A spokesman said: “NHS Lothian has considerably improved overall waiting time performance over the past year but challenges remain. Scottish Government expectation is that the additional funds required to support the delivery of waiting times in NHS Lothian will be funded by the NHS board. Any funding provided by the Scottish Government will be minimal and will be consistent with funding provided to other NHS boards.”
David Farquharson, NHS Lothian’s medical director, said: “We have been upfront about the scale and complexity of the challenge we face in terms of reducing the size of our waiting lists and increasing our capacity to allow us to achieve a sustainable level of service provision. We have made significant progress in reducing the number of patients waiting for treatment but we still have too many people waiting [longer] than they should and I would like to apologise for this.
“This investment will ensure that in the longer term NHS Lothian has the staff, theatres and beds required to ensure patients are treated as quickly as possible. However, this takes time and we will continue to make use of the independent sector over the coming year.”
It’s sad to hear it’s going up
WHILE NHS Lothian’s waiting times fiddle is often spoken about in numbers and multi-million-pound balance sheets, the devastating human cost of the episode can be easy to overlook.
But at one point, there were 550 people waiting more than a year for the inpatient or day case operations they needed, of which 200 people had been languishing for 18 months.
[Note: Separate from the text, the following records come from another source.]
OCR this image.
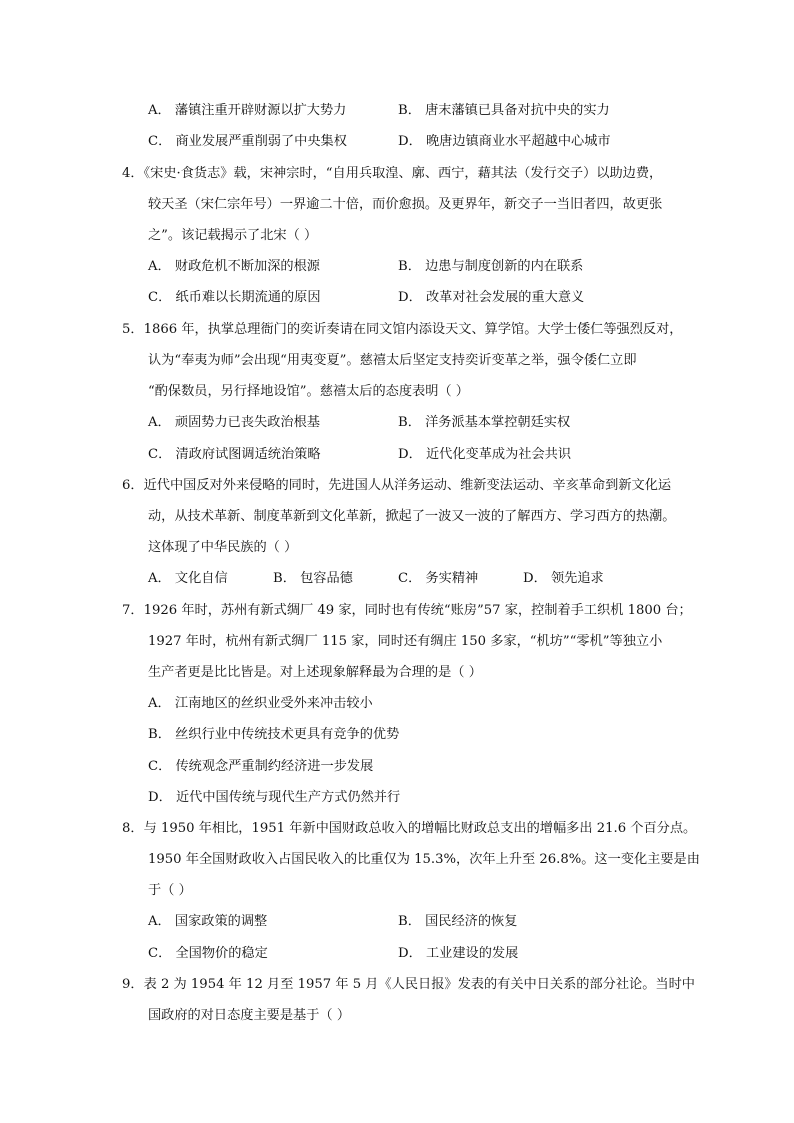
A． 藩镇注重开辟财源以扩大势力	B． 唐末藩镇已具备对抗中央的实力
C． 商业发展严重削弱了中央集权	D． 晚唐边镇商业水平超越中心城市
4．《宋史·食货志》载，宋神宗时，“自用兵取湟、廓、西宁，藉其法（发行交子）以助边费，
较天圣（宋仁宗年号）一界逾二十倍，而价愈损。及更界年，新交子一当旧者四，故更张
之”。该记载揭示了北宋（ ）
A． 财政危机不断加深的根源	B． 边患与制度创新的内在联系
C． 纸币难以长期流通的原因	D． 改革对社会发展的重大意义
5．1866 年，执掌总理衙门的奕䜣奏请在同文馆内添设天文、算学馆。大学士倭仁等强烈反对，
认为“奉夷为师”会出现“用夷变夏”。慈禧太后坚定支持奕䜣变革之举，强令倭仁立即
“酌保数员，另行择地设馆”。慈禧太后的态度表明（ ）
A． 顽固势力已丧失政治根基	B． 洋务派基本掌控朝廷实权
C． 清政府试图调适统治策略	D． 近代化变革成为社会共识
6．近代中国反对外来侵略的同时，先进国人从洋务运动、维新变法运动、辛亥革命到新文化运
动，从技术革新、制度革新到文化革新，掀起了一波又一波的了解西方、学习西方的热潮。
这体现了中华民族的（ ）
A． 文化自信	B． 包容品德	C． 务实精神	D． 领先追求
7．1926 年时，苏州有新式绸厂 49 家，同时也有传统“账房”57 家，控制着手工织机 1800 台；
1927 年时，杭州有新式绸厂 115 家，同时还有绸庄 150 多家，“机坊”“零机”等独立小
生产者更是比比皆是。对上述现象解释最为合理的是（ ）
A． 江南地区的丝织业受外来冲击较小
B． 丝织行业中传统技术更具有竞争的优势
C． 传统观念严重制约经济进一步发展
D． 近代中国传统与现代生产方式仍然并行
8．与 1950 年相比，1951 年新中国财政总收入的增幅比财政总支出的增幅多出 21.6 个百分点。
1950 年全国财政收入占国民收入的比重仅为 15.3%，次年上升至 26.8%。这一变化主要是由
于（ ）
A． 国家政策的调整	B． 国民经济的恢复
C． 全国物价的稳定	D． 工业建设的发展
9．表 2 为 1954 年 12 月至 1957 年 5 月《人民日报》发表的有关中日关系的部分社论。当时中
国政府的对日态度主要是基于（ ）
Often the procedures, which should have been completed within 12 weeks, were desperately needed by patients who were wrongly forced to suffer.
Betty McAlpine, right, a 70-year-old grandmother from Musselburgh, waited 14 months for an operation to cure a bladder complaint which she said had made her life a misery for five years.
After the Evening News contacted the health board on her behalf, she received an apology and an appointment offer on the same day.
She eventually had the operation in August last year, after being placed on a waiting list in May 2011. But she said the operation failed to cure her problems, and was told earlier this year that she would have to wait until November for a follow-up date.
Urology has been one of the most challenging areas for NHS Lothian, with 99 inpatients and 490 outpatients still waiting beyond 12 weeks in May.
Betty said: “I’m sad to hear that the numbers are going up again. You see them spending all that money sending people to private hospitals and I don’t think it makes sense. It means they can’t spend that money on their own facilities so they can have more doctors and do more operations.
“I’ve been waiting so long, I’m not sure what’s happening with my case.”
While NHS Lothian has made good progress in reducing the number of patients waiting well beyond the 12-week target, issues remain.
The latest figures show that, overall, nearly 400 inpatients have waited more than six months and a handful have been on lists for 18 months or more, when periods of medical or social unavailability are not factored in.